Put simply Bookmakers will take your money in return for a bet. If you win, you’ll get more money than you gave and if you don’t, you’ll get nothing. You may think that this is sort of similar to a casino, however, what makes bookmakers different is that they will typically take a marginal profit, regardless of if you win or lose!
Bookmakers can’t control the outcome of the events you bet on, so they ensure a profit by setting the odds of a wager so that they can guarantee a profit. This is because unlike most punters, Bookmakers don’t want to take huge risks, they want to make consistent profit for the long-run, after all, they are a business.
So regardless of the outcome Bookmakers will want to make money.
How do they do this?
Let’s say theoretically, there were 100 punters. each of them were to place a bet, the toss of a coin has two outcomes, win or lose. If there is 50% chance for each outcome and the Bookmaker acted like a middleman they would never make money, because they’d take 100 punters bets and give it all out to the winners
In order for Bookmakers to be profitable, they have to a margin, this is typically justified because they’re dealing the bets. This way, whilst the payouts will be slightly less for punters the Bookmaker will make money.

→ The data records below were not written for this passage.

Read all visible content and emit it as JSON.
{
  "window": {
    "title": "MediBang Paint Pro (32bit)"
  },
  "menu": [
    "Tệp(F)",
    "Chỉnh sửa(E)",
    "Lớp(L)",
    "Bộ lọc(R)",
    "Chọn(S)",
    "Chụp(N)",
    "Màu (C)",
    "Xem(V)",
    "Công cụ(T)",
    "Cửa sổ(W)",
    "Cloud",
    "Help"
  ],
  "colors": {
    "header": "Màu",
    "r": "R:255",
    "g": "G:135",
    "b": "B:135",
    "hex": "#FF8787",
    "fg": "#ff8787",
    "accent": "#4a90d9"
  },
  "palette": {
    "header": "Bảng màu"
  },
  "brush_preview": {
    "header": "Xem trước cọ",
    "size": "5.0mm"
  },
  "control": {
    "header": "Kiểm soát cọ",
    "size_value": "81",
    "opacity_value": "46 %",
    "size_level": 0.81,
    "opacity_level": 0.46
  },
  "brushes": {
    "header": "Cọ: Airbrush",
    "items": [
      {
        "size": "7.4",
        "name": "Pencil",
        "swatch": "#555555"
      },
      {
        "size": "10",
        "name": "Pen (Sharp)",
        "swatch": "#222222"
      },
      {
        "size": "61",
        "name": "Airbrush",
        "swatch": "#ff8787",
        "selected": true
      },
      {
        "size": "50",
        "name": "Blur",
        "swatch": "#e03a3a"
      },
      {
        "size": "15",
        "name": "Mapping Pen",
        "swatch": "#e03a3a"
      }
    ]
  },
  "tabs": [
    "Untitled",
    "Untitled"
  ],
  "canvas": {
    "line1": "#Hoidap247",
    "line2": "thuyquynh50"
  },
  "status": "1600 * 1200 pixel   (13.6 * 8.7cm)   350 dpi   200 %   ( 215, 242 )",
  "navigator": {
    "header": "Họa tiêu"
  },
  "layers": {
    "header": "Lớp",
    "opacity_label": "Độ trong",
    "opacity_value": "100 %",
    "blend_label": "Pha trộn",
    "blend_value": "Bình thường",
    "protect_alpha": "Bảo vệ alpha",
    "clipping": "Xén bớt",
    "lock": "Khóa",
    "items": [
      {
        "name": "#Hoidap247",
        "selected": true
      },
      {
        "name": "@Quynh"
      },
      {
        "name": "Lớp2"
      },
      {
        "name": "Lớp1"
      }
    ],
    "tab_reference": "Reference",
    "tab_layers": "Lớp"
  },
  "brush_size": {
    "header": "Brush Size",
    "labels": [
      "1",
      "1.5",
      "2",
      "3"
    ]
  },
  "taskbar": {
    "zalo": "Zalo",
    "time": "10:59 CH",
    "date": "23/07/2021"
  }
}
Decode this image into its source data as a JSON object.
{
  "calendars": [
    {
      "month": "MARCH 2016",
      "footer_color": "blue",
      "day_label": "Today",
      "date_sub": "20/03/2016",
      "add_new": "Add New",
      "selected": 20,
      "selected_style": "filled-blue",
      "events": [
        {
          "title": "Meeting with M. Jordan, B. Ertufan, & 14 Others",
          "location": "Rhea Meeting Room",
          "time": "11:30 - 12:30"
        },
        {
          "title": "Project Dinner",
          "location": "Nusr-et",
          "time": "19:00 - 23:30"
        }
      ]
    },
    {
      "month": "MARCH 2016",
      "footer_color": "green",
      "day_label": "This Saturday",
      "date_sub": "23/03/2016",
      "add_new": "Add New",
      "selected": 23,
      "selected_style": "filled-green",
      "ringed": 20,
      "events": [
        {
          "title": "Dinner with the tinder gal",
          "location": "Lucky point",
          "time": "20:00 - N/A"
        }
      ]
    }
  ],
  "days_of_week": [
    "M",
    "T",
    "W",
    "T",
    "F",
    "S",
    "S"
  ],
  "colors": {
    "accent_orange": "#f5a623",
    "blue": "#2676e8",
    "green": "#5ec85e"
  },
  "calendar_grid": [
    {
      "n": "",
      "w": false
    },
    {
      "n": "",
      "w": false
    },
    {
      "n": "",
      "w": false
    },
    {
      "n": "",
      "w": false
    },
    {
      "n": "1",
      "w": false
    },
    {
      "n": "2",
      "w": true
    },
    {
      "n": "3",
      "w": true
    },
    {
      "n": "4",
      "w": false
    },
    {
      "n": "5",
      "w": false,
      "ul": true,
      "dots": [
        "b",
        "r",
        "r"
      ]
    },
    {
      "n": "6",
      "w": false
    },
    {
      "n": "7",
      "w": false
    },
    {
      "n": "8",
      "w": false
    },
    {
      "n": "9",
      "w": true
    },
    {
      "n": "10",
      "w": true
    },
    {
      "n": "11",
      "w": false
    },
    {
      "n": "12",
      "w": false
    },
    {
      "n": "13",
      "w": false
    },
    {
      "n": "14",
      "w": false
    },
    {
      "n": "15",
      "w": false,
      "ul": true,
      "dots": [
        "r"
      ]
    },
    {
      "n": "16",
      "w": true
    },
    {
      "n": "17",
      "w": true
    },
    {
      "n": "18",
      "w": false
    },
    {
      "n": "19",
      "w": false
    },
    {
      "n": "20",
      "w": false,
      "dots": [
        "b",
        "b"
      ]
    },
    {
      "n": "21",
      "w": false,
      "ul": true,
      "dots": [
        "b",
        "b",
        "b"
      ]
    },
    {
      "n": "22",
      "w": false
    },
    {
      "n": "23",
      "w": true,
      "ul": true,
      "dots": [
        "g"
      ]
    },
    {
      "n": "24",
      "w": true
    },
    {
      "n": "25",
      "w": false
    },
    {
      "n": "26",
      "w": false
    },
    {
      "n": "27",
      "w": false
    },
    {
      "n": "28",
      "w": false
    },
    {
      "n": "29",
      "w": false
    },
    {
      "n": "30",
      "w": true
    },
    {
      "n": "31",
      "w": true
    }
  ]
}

This is typically built-in with the odds. Let’s say the odds were at 1.9. So if you placed £10 and won you would get £9 in profit. If every one of those 100 punters did this, regardless of the outcome the Bookmaker would be making just under 5%, giving them around £1000 in profit.
Bookmakers can control those odds based on the events taking place. But put simply, on every £1000 in bets they will take about £50.
These are just simplified versions because obviously no game is really 50%, there are a ton of different outcomes, several different types of bets and imbalances in matchups.
The Bookmakers Odds Compilers
Odds compilers set the odds. Similar to trading, they will price the market and set the odds depending on the market. The odds will determine the bets that are taken as well as how much money will be made.
Odd compilers will use a few pricing strategies to create these odds. For example, they will make sure that the odds reflect the likeliness of a particular outcome but still have their built-in profit margin because they want to guarantee a profit.
Most of this will be determined by statistics, such as winning rates, team matchups, recent performance and past history.
Let’s take our coin example and put it into a real matchup of Tennis, there is a one on one between Player A and B. The Compiler will use statistics to create the odds but they will be very knowledgeable about tennis and will have a good idea of the chances of each outcome.
So with all their research and calculations done, they conclude that Player A has a 60% chance of winning over Player B. Those odds would be 1.67 and 2.5. These odds don’t include their margin though, so they would then reduce the odds of both players. So if they want to make a 5% margin they will reduce odds to 1.59 and 2.38. This ensures that Bookmakers take a margin and the odds will make sure that they make money in all outcomes.
Bookmakers have a mathematical advantage over punters. No one can guarantee money but over the long run, bookmakers normally come out on top. What you’ll find is that unlike casino games however, the odds are not completely against you. You could actually turn out on top if you played it well. Bookmakers are successful in making money, however part of that is also because a lot of bettors make bad bets.